Recentemente, o Sindicato Nacional do Pessoal de Voo da Aviação Civil (SNPVAC) manifestou sua oposição ao anteprojeto, considerando-o um “retrocesso social e jurídico”. Em comunicado, o sindicato argumentou que as mudanças fragilizam a contratação coletiva e limitam a ação sindical, o que, segundo eles, desvaloriza a dignidade do trabalho. “O Governo, ao promover estas alterações, abdica do diálogo social e favorece os interesses patronais em detrimento dos trabalhadores,” declarou o SNPVAC.
Medidas Controversas
Entre as propostas mais criticadas estão a reintrodução do banco de horas individual e a possibilidade de “compra” de dias de férias, que transformaria o direito ao descanso em mercadoria. O sindicato já solicitou uma audiência à comissão de Trabalho, Segurança Social e Inclusão para discutir essas questões e exigir que o parlamento respeite os direitos fundamentais dos trabalhadores.

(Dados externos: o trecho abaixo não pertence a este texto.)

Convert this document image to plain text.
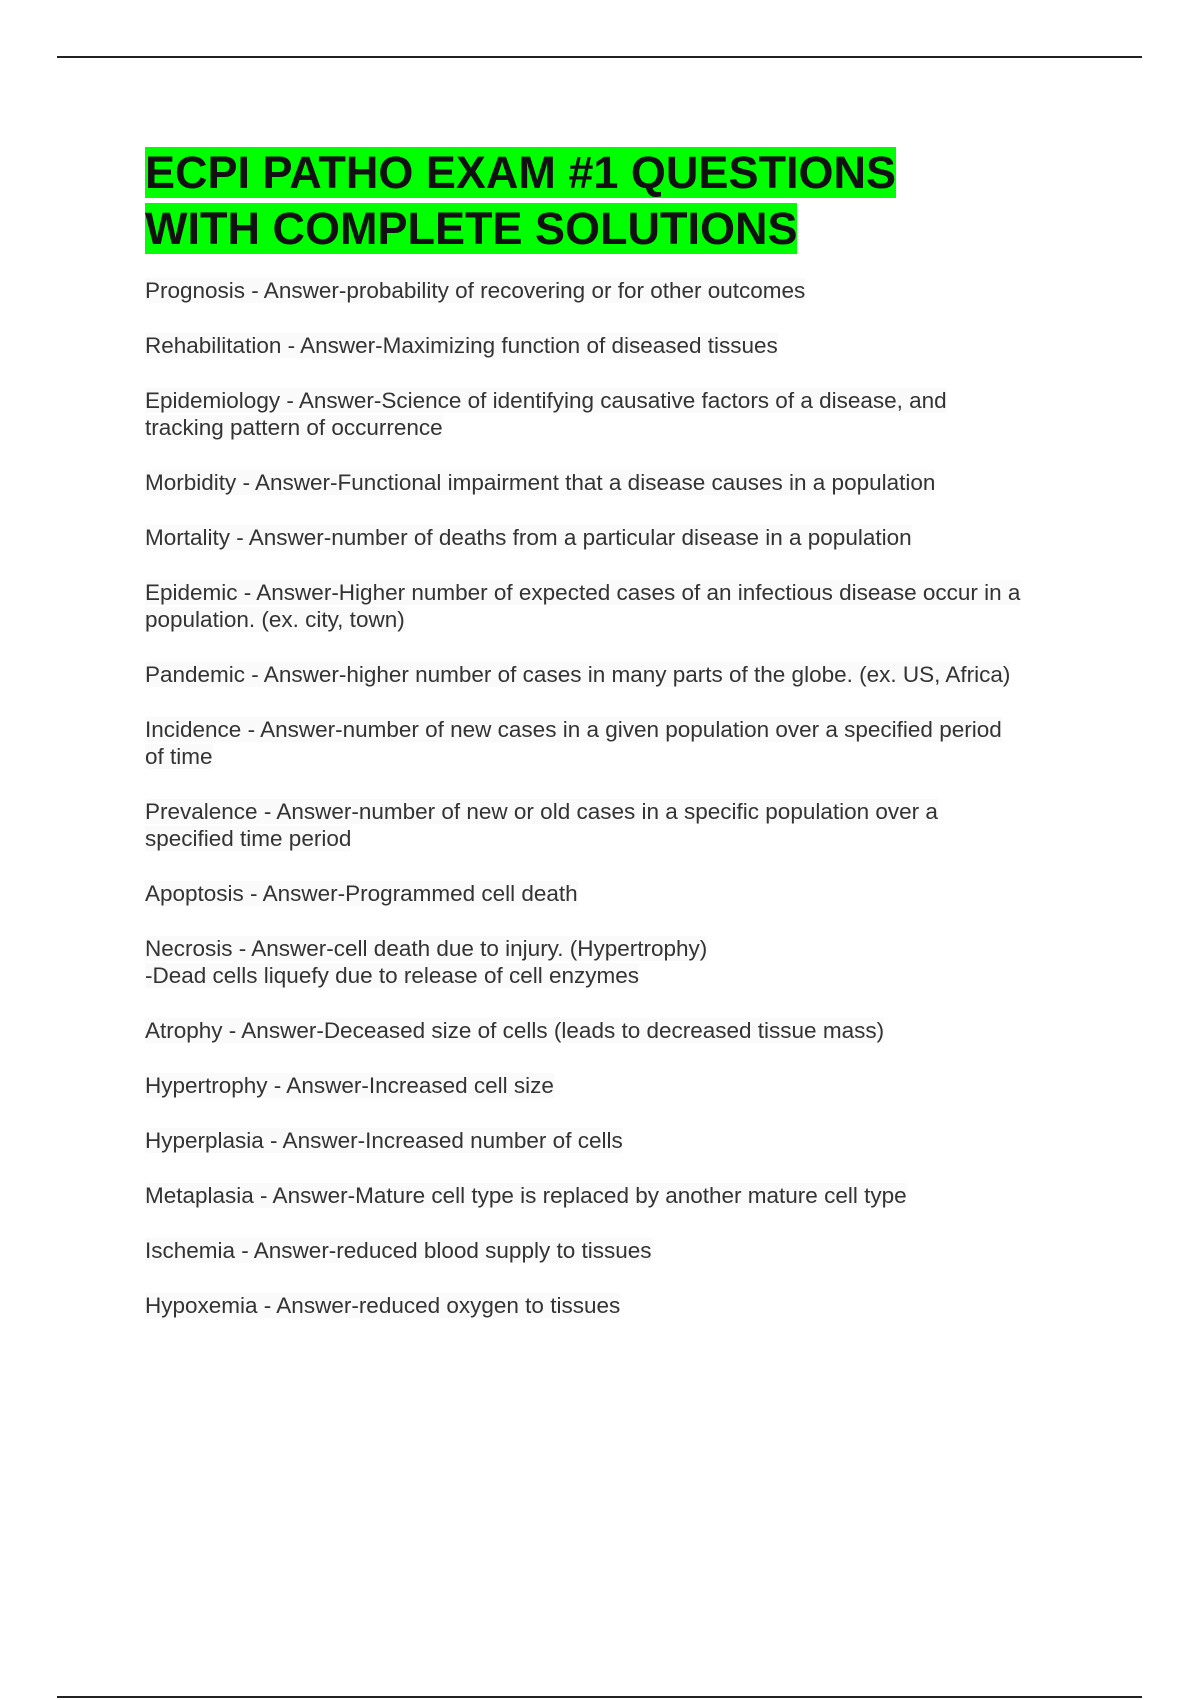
ECPI PATHO EXAM #1 QUESTIONS
WITH COMPLETE SOLUTIONS
Prognosis - Answer-probability of recovering or for other outcomes
Rehabilitation - Answer-Maximizing function of diseased tissues
Epidemiology - Answer-Science of identifying causative factors of a disease, and
tracking pattern of occurrence
Morbidity - Answer-Functional impairment that a disease causes in a population
Mortality - Answer-number of deaths from a particular disease in a population
Epidemic - Answer-Higher number of expected cases of an infectious disease occur in a
population. (ex. city, town)
Pandemic - Answer-higher number of cases in many parts of the globe. (ex. US, Africa)
Incidence - Answer-number of new cases in a given population over a specified period
of time
Prevalence - Answer-number of new or old cases in a specific population over a
specified time period
Apoptosis - Answer-Programmed cell death
Necrosis - Answer-cell death due to injury. (Hypertrophy)
-Dead cells liquefy due to release of cell enzymes
Atrophy - Answer-Deceased size of cells (leads to decreased tissue mass)
Hypertrophy - Answer-Increased cell size
Hyperplasia - Answer-Increased number of cells
Metaplasia - Answer-Mature cell type is replaced by another mature cell type
Ischemia - Answer-reduced blood supply to tissues
Hypoxemia - Answer-reduced oxygen to tissues
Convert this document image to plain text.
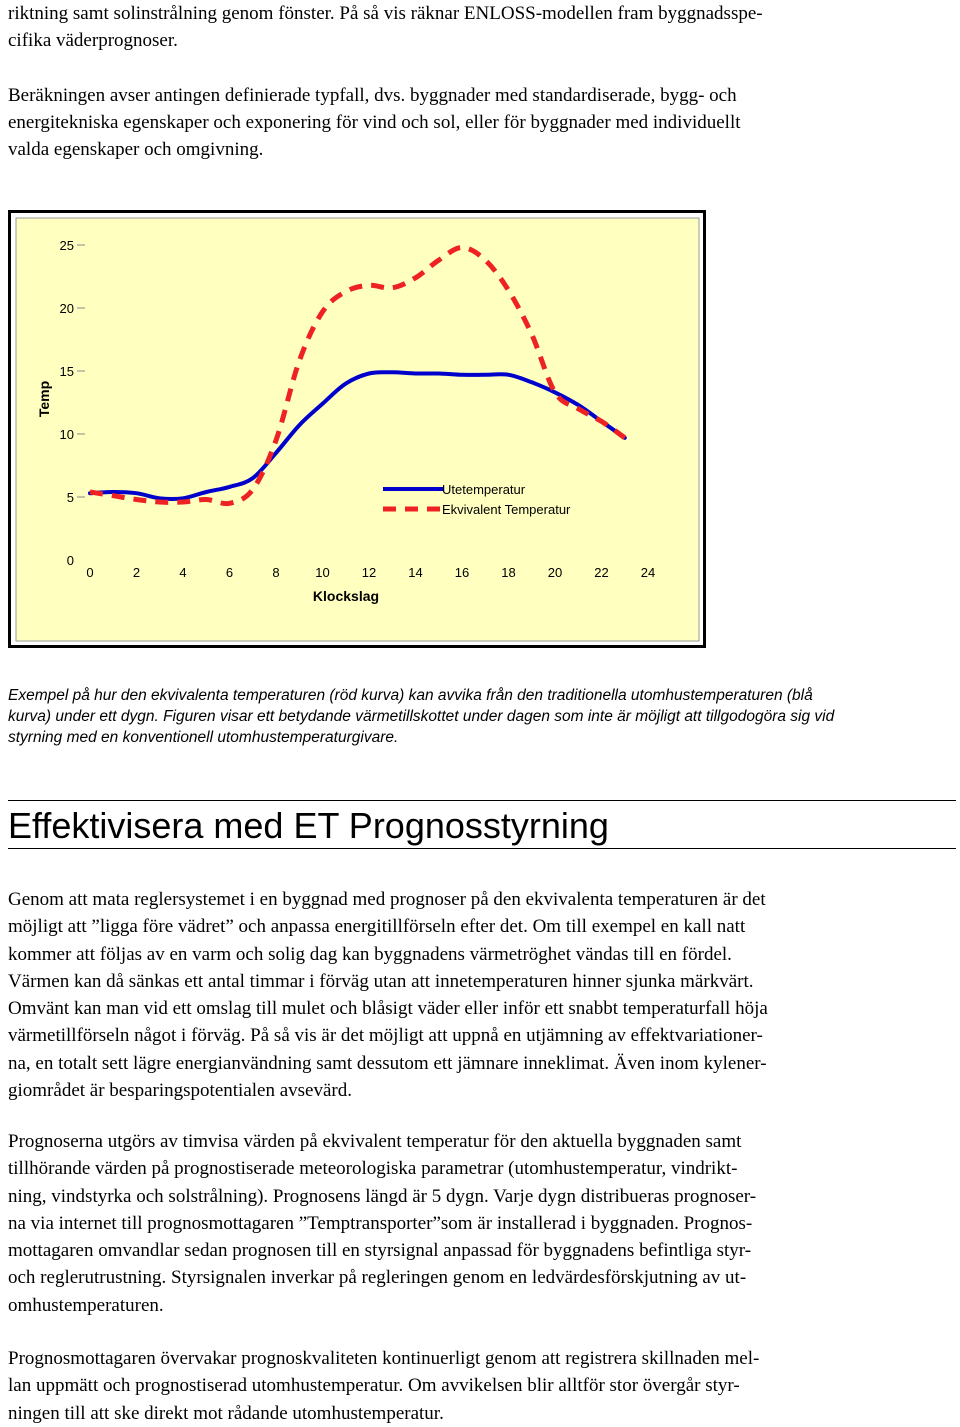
riktning samt solinstrålning genom fönster. På så vis räknar ENLOSS-modellen fram byggnadsspe-
cifika väderprognoser.

Beräkningen avser antingen definierade typfall, dvs. byggnader med standardiserade, bygg- och
energitekniska egenskaper och exponering för vind och sol, eller för byggnader med individuellt
valda egenskaper och omgivning.
0
5
10
15
20
25
0	2	4	6	8	10 12 14 16 18 20 22 24
Klockslag
Temp
Utetemperatur
Ekvivalent Temperatur
Exempel på hur den ekvivalenta temperaturen (röd kurva) kan avvika från den traditionella utomhustemperaturen (blå
kurva) under ett dygn. Figuren visar ett betydande värmetillskottet under dagen som inte är möjligt att tillgodogöra sig vid
styrning med en konventionell utomhustemperaturgivare.
Effektivisera med ET Prognosstyrning
Genom att mata reglersystemet i en byggnad med prognoser på den ekvivalenta temperaturen är det
möjligt att ”ligga före vädret” och anpassa energitillförseln efter det. Om till exempel en kall natt
kommer att följas av en varm och solig dag kan byggnadens värmetröghet vändas till en fördel.
Värmen kan då sänkas ett antal timmar i förväg utan att innetemperaturen hinner sjunka märkvärt.
Omvänt kan man vid ett omslag till mulet och blåsigt väder eller inför ett snabbt temperaturfall höja
värmetillförseln något i förväg. På så vis är det möjligt att uppnå en utjämning av effektvariationer-
na, en totalt sett lägre energianvändning samt dessutom ett jämnare inneklimat. Även inom kylener-
giområdet är besparingspotentialen avsevärd.
Prognoserna utgörs av timvisa värden på ekvivalent temperatur för den aktuella byggnaden samt
tillhörande värden på prognostiserade meteorologiska parametrar (utomhustemperatur, vindrikt-
ning, vindstyrka och solstrålning). Prognosens längd är 5 dygn. Varje dygn distribueras prognoser-
na via internet till prognosmottagaren ”Temptransporter”som är installerad i byggnaden. Prognos-
mottagaren omvandlar sedan prognosen till en styrsignal anpassad för byggnadens befintliga styr-
och reglerutrustning. Styrsignalen inverkar på regleringen genom en ledvärdesförskjutning av ut-
omhustemperaturen.
Prognosmottagaren övervakar prognoskvaliteten kontinuerligt genom att registrera skillnaden mel-
lan uppmätt och prognostiserad utomhustemperatur. Om avvikelsen blir alltför stor övergår styr-
ningen till att ske direkt mot rådande utomhustemperatur.
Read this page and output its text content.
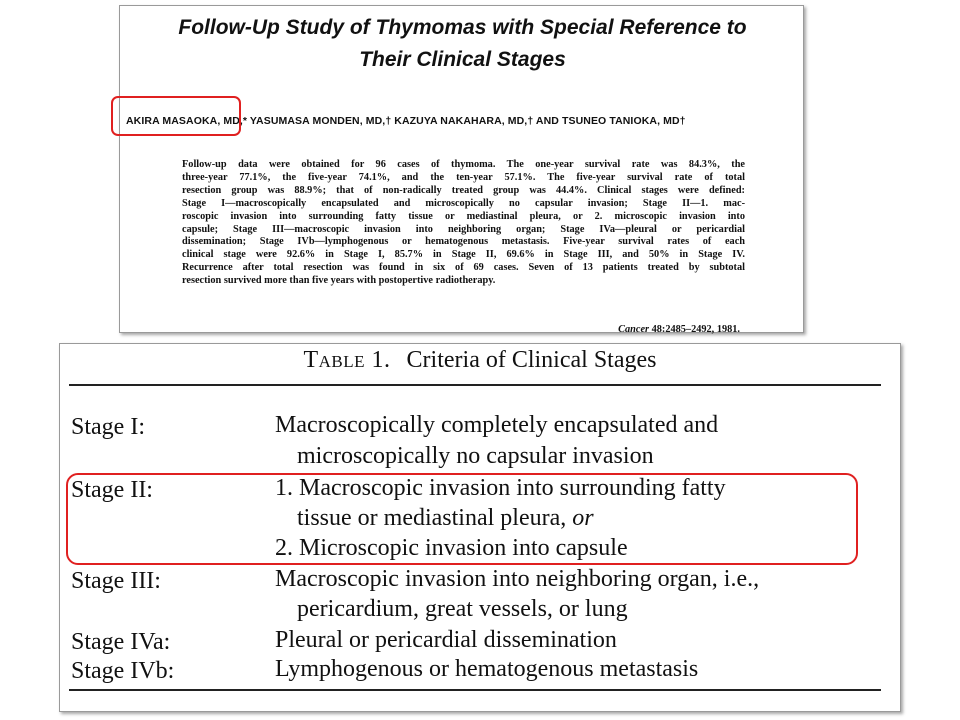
Follow-Up Study of Thymomas with Special Reference to
Their Clinical Stages
AKIRA MASAOKA, MD,* YASUMASA MONDEN, MD,† KAZUYA NAKAHARA, MD,† AND TSUNEO TANIOKA, MD†
Follow-up data were obtained for 96 cases of thymoma. The one-year survival rate was 84.3%, the
three-year 77.1%, the five-year 74.1%, and the ten-year 57.1%. The five-year survival rate of total
resection group was 88.9%; that of non-radically treated group was 44.4%. Clinical stages were defined:
Stage I—macroscopically encapsulated and microscopically no capsular invasion; Stage II—1. mac-
roscopic invasion into surrounding fatty tissue or mediastinal pleura, or 2. microscopic invasion into
capsule; Stage III—macroscopic invasion into neighboring organ; Stage IVa—pleural or pericardial
dissemination; Stage IVb—lymphogenous or hematogenous metastasis. Five-year survival rates of each
clinical stage were 92.6% in Stage I, 85.7% in Stage II, 69.6% in Stage III, and 50% in Stage IV.
Recurrence after total resection was found in six of 69 cases. Seven of 13 patients treated by subtotal
resection survived more than five years with postopertive radiotherapy.
Cancer 48:2485–2492, 1981.
Table 1. Criteria of Clinical Stages
Stage I:	Macroscopically completely encapsulated and
microscopically no capsular invasion
Stage II:	1. Macroscopic invasion into surrounding fatty
tissue or mediastinal pleura, or
2. Microscopic invasion into capsule
Stage III:	Macroscopic invasion into neighboring organ, i.e.,
pericardium, great vessels, or lung
Stage IVa:	Pleural or pericardial dissemination
Stage IVb:	Lymphogenous or hematogenous metastasis
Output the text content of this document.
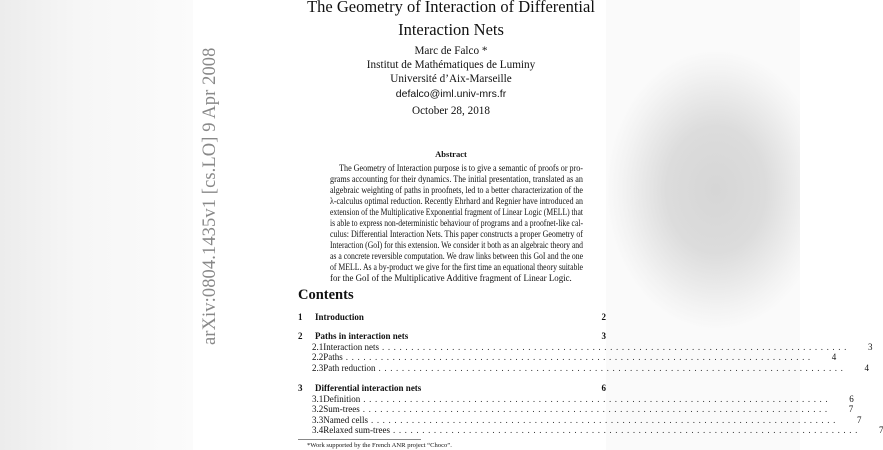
arXiv:0804.1435v1 [cs.LO] 9 Apr 2008
The Geometry of Interaction of Differential
Interaction Nets
Marc de Falco *
Institut de Mathématiques de Luminy
Université d’Aix-Marseille
defalco@iml.univ-mrs.fr
October 28, 2018
Abstract
The Geometry of Interaction purpose is to give a semantic of proofs or pro-
grams accounting for their dynamics. The initial presentation, translated as an
algebraic weighting of paths in proofnets, led to a better characterization of the
λ-calculus optimal reduction. Recently Ehrhard and Regnier have introduced an
extension of the Multiplicative Exponential fragment of Linear Logic (MELL) that
is able to express non-deterministic behaviour of programs and a proofnet-like cal-
culus: Differential Interaction Nets. This paper constructs a proper Geometry of
Interaction (GoI) for this extension. We consider it both as an algebraic theory and
as a concrete reversible computation. We draw links between this GoI and the one
of MELL. As a by-product we give for the first time an equational theory suitable
for the GoI of the Multiplicative Additive fragment of Linear Logic.
Contents
1	Introduction	2
2	Paths in interaction nets	3
2.1 Interaction nets ................................................................................ 3
2.2 Paths ................................................................................ 4
2.3 Path reduction ................................................................................ 4
3	Differential interaction nets	6
3.1 Definition ................................................................................ 6
3.2 Sum-trees ................................................................................ 7
3.3 Named cells ................................................................................ 7
3.4 Relaxed sum-trees ................................................................................ 7
*Work supported by the French ANR project “Choco”.
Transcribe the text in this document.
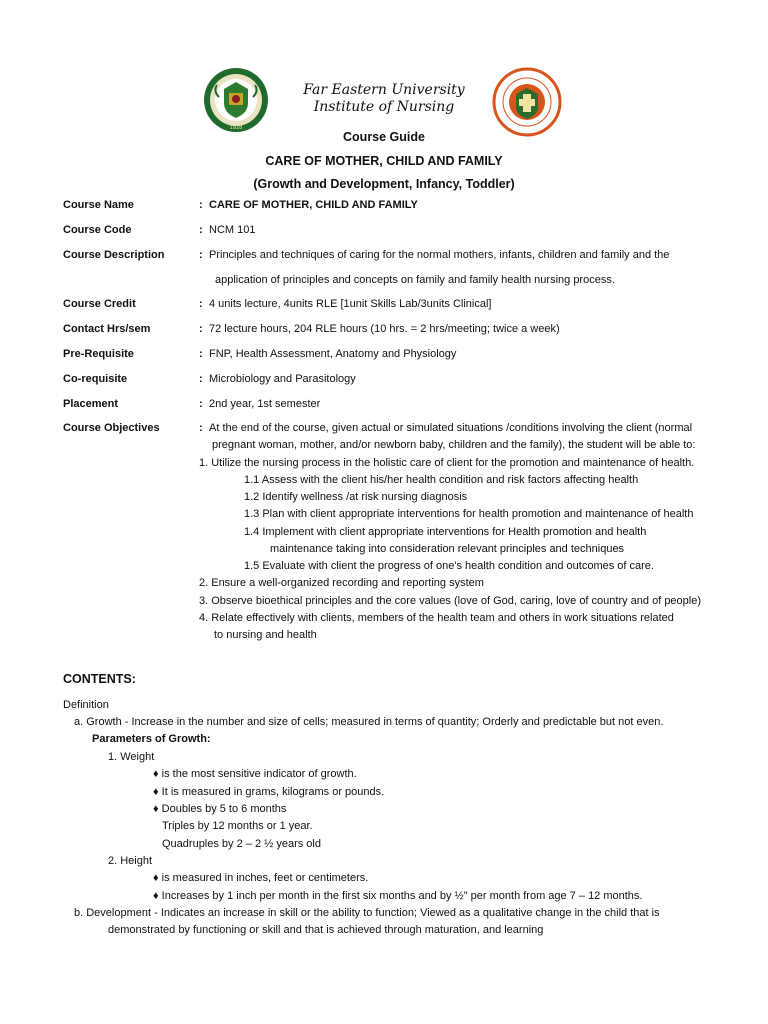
1928
Far Eastern University
Institute of Nursing
Course Guide
CARE OF MOTHER, CHILD AND FAMILY
(Growth and Development, Infancy, Toddler)
Course Name	: CARE OF MOTHER, CHILD AND FAMILY
Course Code	: NCM 101
Course Description	: Principles and techniques of caring for the normal mothers, infants, children and family and the
application of principles and concepts on family and family health nursing process.
Course Credit	: 4 units lecture, 4units RLE [1unit Skills Lab/3units Clinical]
Contact Hrs/sem	: 72 lecture hours, 204 RLE hours (10 hrs. = 2 hrs/meeting; twice a week)
Pre-Requisite	: FNP, Health Assessment, Anatomy and Physiology
Co-requisite	: Microbiology and Parasitology
Placement	: 2nd year, 1st semester
Course Objectives	: At the end of the course, given actual or simulated situations /conditions involving the client (normal
pregnant woman, mother, and/or newborn baby, children and the family), the student will be able to:
1. Utilize the nursing process in the holistic care of client for the promotion and maintenance of health.
1.1 Assess with the client his/her health condition and risk factors affecting health
1.2 Identify wellness /at risk nursing diagnosis
1.3 Plan with client appropriate interventions for health promotion and maintenance of health
1.4 Implement with client appropriate interventions for Health promotion and health
maintenance taking into consideration relevant principles and techniques
1.5 Evaluate with client the progress of one's health condition and outcomes of care.
2. Ensure a well-organized recording and reporting system
3. Observe bioethical principles and the core values (love of God, caring, love of country and of people)
4. Relate effectively with clients, members of the health team and others in work situations related
to nursing and health
CONTENTS:
Definition
a. Growth - Increase in the number and size of cells; measured in terms of quantity; Orderly and predictable but not even.
Parameters of Growth:
1. Weight
♦ is the most sensitive indicator of growth.
♦ It is measured in grams, kilograms or pounds.
♦ Doubles by 5 to 6 months
Triples by 12 months or 1 year.
Quadruples by 2 – 2 ½ years old
2. Height
♦ is measured in inches, feet or centimeters.
♦ Increases by 1 inch per month in the first six months and by ½" per month from age 7 – 12 months.
b. Development - Indicates an increase in skill or the ability to function; Viewed as a qualitative change in the child that is
demonstrated by functioning or skill and that is achieved through maturation, and learning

O anteprojeto “Trabalho XXI” visa, além das modificações nas licenças parentais e no trabalho flexível, expandir os setores abrangidos por serviços mínimos em caso de greve. As discussões em torno da proposta continuam, com diversas entidades sociais e trabalhistas atentas aos desdobramentos e impactos que essas mudanças poderão ter no cenário laboral.